Discrepancies of the amplitudes of the δD tape recorder between MIPAS and other data can be resolved by applying MIPAS averaging kernels

The figure shows the δD tape recorder in terms of amplitude (left) and phase (right), as measured by MIPAS (red), modelled by EMAC (black), and EMAC results with MIPAS averaging kernels applied (grey). The original large discrepancy in the amplitudes (black versus red) disappears almost completely (grey versus red) after application of the MIPAS averaging kernels. The phase of the taperecorder, expressed as the month of the seasonal maximum, agrees also better after application of the averaging kernels.

Steinwagner et al. (2010) detected a tropical tape recorder signal in the ratio between the main isotopologue H2O und the minor isotopologue HDO, which we call δD tape recorder in the following, and interpreted this as the result of moistening of the stratosphere by overshooting convection. Two years later, this finding was challenged by Randel et al. (2012) who found no tape recorder signal at all in the respective δD data set from ACE-FTS measurements. This discrepancy has now been resolved by a recent study by Lossow et al. (2019).

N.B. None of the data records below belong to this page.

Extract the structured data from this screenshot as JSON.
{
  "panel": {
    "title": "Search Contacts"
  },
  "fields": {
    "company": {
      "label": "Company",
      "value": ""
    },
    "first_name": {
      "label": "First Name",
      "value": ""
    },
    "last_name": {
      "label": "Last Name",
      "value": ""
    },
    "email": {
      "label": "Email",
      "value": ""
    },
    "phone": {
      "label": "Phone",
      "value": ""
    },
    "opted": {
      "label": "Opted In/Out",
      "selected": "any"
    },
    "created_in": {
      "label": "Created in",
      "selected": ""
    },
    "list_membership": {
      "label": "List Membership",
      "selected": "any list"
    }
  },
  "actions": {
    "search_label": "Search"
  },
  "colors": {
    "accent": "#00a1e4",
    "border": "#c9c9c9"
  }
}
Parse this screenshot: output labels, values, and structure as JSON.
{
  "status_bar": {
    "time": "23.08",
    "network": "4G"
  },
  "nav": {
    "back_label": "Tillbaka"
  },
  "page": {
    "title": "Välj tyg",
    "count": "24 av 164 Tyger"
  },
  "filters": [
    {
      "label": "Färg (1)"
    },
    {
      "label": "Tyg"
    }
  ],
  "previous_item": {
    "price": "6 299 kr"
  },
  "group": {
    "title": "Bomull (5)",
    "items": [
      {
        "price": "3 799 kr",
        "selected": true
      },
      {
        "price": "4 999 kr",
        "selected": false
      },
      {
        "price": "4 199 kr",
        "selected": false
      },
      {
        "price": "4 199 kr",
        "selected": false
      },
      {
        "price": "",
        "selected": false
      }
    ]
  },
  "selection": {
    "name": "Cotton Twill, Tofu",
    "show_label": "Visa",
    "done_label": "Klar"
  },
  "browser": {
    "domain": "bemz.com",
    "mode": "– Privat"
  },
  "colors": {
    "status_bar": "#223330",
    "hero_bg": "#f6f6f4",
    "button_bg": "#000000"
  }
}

Lossow et al. found that the main discrepancy between ACE-FTS, EMAC model results, and MIPAS comes from a mismatch of the vertical resolution of HDO and H2O, both retrieved from MIPAS data. The two quantities should have had the same vertical resolution, but this was not the case. The different vertical resolutions created an artificial tape recorder-like signal. Another source of artefacts was the seasonal variation of the lowermost usable tangent altitude within the retrievals, determined by the top altitude of clouds making observations with lower lines of sight unusable for the data analysis. Finally, due to the global fit approach that allows upward error propagation, the seasonal variation of the lowermost usable tangent altitude impacted the retrieval in some layers above, up to about 25 km. All three effects can be taken properly into account by applying the MIPAS averaging kernels of HDO and H2O properly to the data set that is to be compared with. Here, we have demonstrated that discrepancies can be diminished when compared to the EMAC model result. Similar results are produced when comparing to the ACE-FTS data set in the correct way, or by correcting the MIPAS results for the artifically created signals. In the end, we find that, after correction for the unwanted effects, there remains no significant discrepancy between ACE-FTS, EMAC, and MIPAS. All three data sets confirm that there is a weak but significant tape recorder signal in delta-D in the tropics (maximum amplitude around 25 permille at about 85 hPa), which confirms that ice-lofting by overshooting convection plays a small but significant role in moistening the tropical stratosphere. Future versions of δD from MIPAS data will have the artefacts removed, by application of a different retrieval approach.